– Ты будешь вся в крови, – говорит Франта, но сам тоже гладит птичку.
– Мы должны что-то сделать.
Франта смотрит на меня как на маленькую и говорит:
– Он умирает, ты же видишь.
Да, я знаю, он прав, уже поздно нести птичку к ветеринару, и самим не спасти.
– Подождем тут с ним, пока он умрет.
Мы садимся, я держу дрозда в руках, а он мечется. Потом он затихает, и я уже думаю, что он умер, но вдруг он пошевелился и снова начинает дергаться, расправляет крылья и ничего не может, он мучается, ему больно. И, наверное, не может дышать, раз у него дыра в горле.
Надо бы его добить, приходит мне в голову, чтобы он не мучился так долго, животных нужно убивать быстро.
– Надо бы его добить, – говорит Франта, но я молчу, потому что кто из нас с этим справится?
А птичка вдруг как будто приходит в себя, падает с моих колен и пытается убежать и все так же растягивает крылья, она нас боится, понимаю я. Мало того, что умирает, так еще к тому же нас боится. Нам надо уйти, уйти и оставить ее тут, но мы же не можем так ее бросить, она все равно умрет, я ничего не сделала и только смотрю на умирающую птичку, надо ее добить, она умирает. Но как, кто ее убьет? Франта, он мальчик и старше, пусть он, а я отвернусь.
Я смотрю на Франту, а он – на меня, и оба мы в этот момент понимаем, что думает другой.
Франта говорит:
– Не знаю, наверное, надо просто ударить камнем или палкой, один удар, и всё, а как еще?

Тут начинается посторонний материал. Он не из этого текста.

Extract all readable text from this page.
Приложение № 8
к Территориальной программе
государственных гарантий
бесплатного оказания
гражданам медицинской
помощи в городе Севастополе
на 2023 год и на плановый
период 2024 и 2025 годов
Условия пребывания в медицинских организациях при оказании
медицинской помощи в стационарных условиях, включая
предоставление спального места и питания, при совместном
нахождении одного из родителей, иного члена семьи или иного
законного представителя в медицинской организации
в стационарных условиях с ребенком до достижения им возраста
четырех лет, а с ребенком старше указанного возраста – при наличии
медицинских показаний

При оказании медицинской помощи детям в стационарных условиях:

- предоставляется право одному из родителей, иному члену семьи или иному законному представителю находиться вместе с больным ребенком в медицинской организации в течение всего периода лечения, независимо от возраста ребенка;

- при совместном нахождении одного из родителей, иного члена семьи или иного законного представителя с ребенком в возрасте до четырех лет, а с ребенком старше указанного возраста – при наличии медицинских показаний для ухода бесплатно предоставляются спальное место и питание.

Голос у него дрожит, но я не могу ему никак помочь, я оглядываюсь в поисках того, чем можно убить птичку, которая все еще борется, и ничего вокруг не вижу. Но у Франты есть костыли, я поворачиваюсь к нему, Франта снова понимает меня без слов и качает головой: нет, так не пойдет. Тогда я ищу камень и больше всего на свете желаю, чтобы птичка умерла, умерла сама до того, как мы найдем. Но дрозд не умирает, мы стоим над ним, у Франты в руке камень, достаточно большой, чтобы убить одним ударом. Я хочу сказать, чтоб он уже это сделал, хочу, чтобы это поскорее закончилось, Франта вздыхает и делает шаг к птичке. Я зажмуриваюсь, но ничего не происходит, я жду какого-то ужасного звука, но Франта просто бросает камень в траву, перехватывает костыль и говорит:
– Она и так вот-вот умрет, точно.
Я смотрю на него.
– Прости, – добавляет он и качает головой.
Тогда мы уходим, но через несколько шагов я оборачиваюсь, мне хотелось бы видеть, что птичка уже лежит и спокойно умирает или уже умерла, но она по-прежнему мечется. Я делаю три шага назад, хватаю камень, замахиваюсь, я целюсь в голову, но с первого раза не попадаю, бросаю еще раз, раздается точно такой звук, как я ожидала. Теперь ей точно конец, это ведь небольшая птичка, к тому же умирающая, а я швырнула изо всех сил, теперь уж наверняка, но посмотреть я не осмеливаюсь. Я встаю, птичье тельце не шелохнется, у меня рябит в глазах, я зажмуриваюсь и снова вижу птичку, наверное, она так и будет стоять у меня перед глазами всегда. Во рту у меня горький привкус, я сглатываю, но он остается. Я открываю глаза, Франта стоит и смотрит на меня. Я мечтаю, чтобы его тут не было, чтобы я могла убежать отсюда, мечтаю, чтобы этого никогда не было. Мне хочется побежать в другую сторону и не подходить к нему, но я не в силах пошевелиться, а он подходит ко мне, перекладывает костыли на одну сторону, подскакивает совсем близко и обнимает меня, мне это неприятно, я не хочу, чтобы он тут был, и пытаюсь вырваться, но он не отпускает. Я легонько отталкиваю его, но страшно, что он упадет, поэтому я уступаю и начинаю плакать.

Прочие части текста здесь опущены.